For children where reduction of radiation therapy would result in an unacceptable increase in treatment failure, early cognitive intervention may be important. Research has demonstrated that education interventions may help with improving long-term fluid intelligence and therefore overall cognitive performance. One study found that a short, computerized training session with 4-year-old subjects was able to improve their working memory, indicating early intervention might ameliorate school delays [47]. Another study evaluated the use of a computer training program to improve the working memory and reduce learning deficits of children born at extremely low birth weight (ELBW). Former ELBW adolescents who underwent a 5-week intervention program improved both trained and non-trained working memory. More importantly, those with an IQ < 80 showed significant benefit, which was stable for at least 6 months after the training periods ended [48]. Cognitive rehabilitation has already been shown to improve fatigue, independence in activities of daily living, and overall cognitive function in pediatric cancer patients on therapy [49]. The Brainfit study is ongoing and looking specifically at cognitive and physical training as a potential treatment to improve neurocognitive outcomes in pediatric cancer survivors [37]. These studies highlight the importance of identifying children at risk for adverse neurocognitive outcomes, as there may be successful treatment strategies and potential interventions available to improve long-term educational and cognitive functioning.

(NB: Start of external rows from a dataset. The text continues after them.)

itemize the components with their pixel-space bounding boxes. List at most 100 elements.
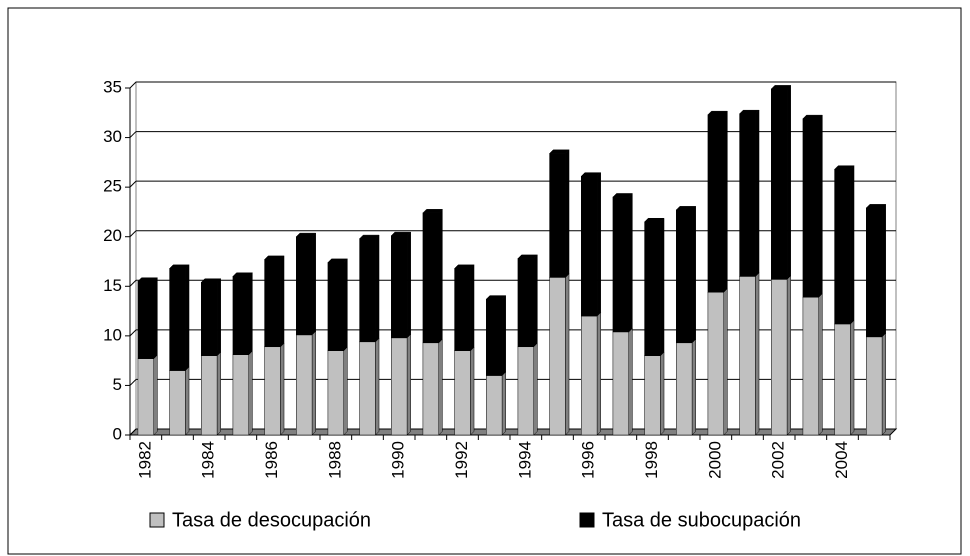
bar-top [485,295,507,300]
bar [454,268,471,351]
bar [581,175,598,317]
y-tick-label: 15 [103,276,122,295]
bar-side [501,294,506,377]
bar [644,221,661,356]
bar-top [707,110,728,116]
bar-segment [865,203,887,338]
bar-side [723,110,728,293]
bar [834,169,851,325]
y-tick-label: 30 [103,127,122,146]
grid-line [129,329,137,337]
bar-side [596,172,601,317]
bar-top [422,209,443,214]
bar-segment [643,351,665,436]
bar-top [453,264,475,269]
bar-top [580,172,602,177]
grid-line [129,131,137,138]
bar [517,258,535,348]
x-tick-label: 1988 [325,441,344,479]
x-tick-label: 1992 [452,441,471,479]
bar [391,235,408,339]
bar [264,346,281,436]
bar-segment [707,110,728,293]
bar-top [295,232,317,237]
x-tick-label: 2004 [832,441,851,479]
bar [581,315,598,436]
bar-side [533,254,538,348]
bar-side [470,346,475,436]
bar [201,282,218,356]
bar [422,212,439,344]
bar-side [185,264,190,372]
bar-side [850,319,855,436]
y-tick-label: 35 [103,77,122,96]
bar-segment [358,234,380,343]
bar-side [248,350,253,436]
bar-top [263,255,285,260]
bar-segment [485,371,507,436]
bar-segment [580,311,602,436]
bar-top [548,149,570,154]
bar [549,153,566,278]
bar [137,358,155,436]
bar-side [565,149,570,278]
bar-top [865,204,887,209]
bar [264,259,281,348]
bar [327,350,344,436]
bar-side [438,338,443,436]
grid-line [129,180,137,188]
grid-line [129,279,137,287]
bar-segment [358,337,380,436]
bar-top [517,254,538,259]
bar-top [770,85,792,90]
bar-segment [612,192,633,333]
bar [644,355,661,436]
y-tick-label: 5 [113,375,122,394]
bar [486,375,503,436]
bar-segment [517,254,538,348]
y-tick-label: 20 [103,226,122,245]
bar [771,279,788,436]
bar [296,334,313,436]
bar-segment [548,149,570,278]
bar-side [818,114,823,298]
bar-side [533,342,538,436]
bar-segment [168,264,190,372]
bar-side [786,84,791,280]
bar-side [153,354,158,436]
bar-segment [485,294,507,377]
bar [802,118,820,298]
bar-side [185,366,190,436]
bar-segment [453,264,475,352]
bar-segment [833,319,855,436]
grid-line [129,81,137,89]
x-tick-label: 1984 [199,441,218,479]
bar-segment [612,327,633,436]
bar [517,346,535,436]
bar-side [375,234,380,343]
x-tick-label: 1990 [389,441,408,479]
bar [676,209,693,344]
y-tick-label: 0 [113,424,122,443]
bar-segment [327,346,348,436]
bar [486,298,503,376]
bar-segment [200,351,222,436]
bar-top [738,109,760,115]
bar-side [248,272,253,356]
bar-side [216,351,221,436]
bar-segment [453,346,475,436]
bar-side [501,371,506,436]
bar [422,342,439,436]
bar [739,113,756,277]
bar-segment [707,288,728,436]
bar [296,236,313,336]
bar [866,207,883,338]
x-tick-label: 2002 [769,441,788,479]
bar [771,88,788,280]
bar-segment [802,114,823,298]
x-tick-label: 1986 [262,441,281,479]
bar [834,323,851,436]
bar-side [565,273,570,436]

We are not aware of any previous studies assessing genetic polymorphisms in DNA damage repair genes in pediatric brain tumor survivors. Strengths of our study included the patients in the two IQ groups were well matched in clinical demographics allowing for a more robust analysis of the selected genetic markers. Furthermore, even after adjusting for potential confounders, several SNPs showed significant differences in IQ changes. We recognize the limitation of a sample size of 46 subjects. The smaller number of patients resulted in insufficient power to include other recognized risk factors as co-variables in the analysis of SNPS association with neurocognitive performance.

Overall, these results support the hypothesis that somatic genetic variants in DNA repair genes may correlate with lower IQ scores in children treated for brain tumors and necessitate validation for potential use in clinical care and treatment planning. Development of a more robust sample population would allow for additional analysis including a GWAS adjusted for a wider selection of variables. Important future studies would include prospectively identifying patients with an at-risk SNP profile and evaluating what early interventions may support their overall neurocognitive outcomes.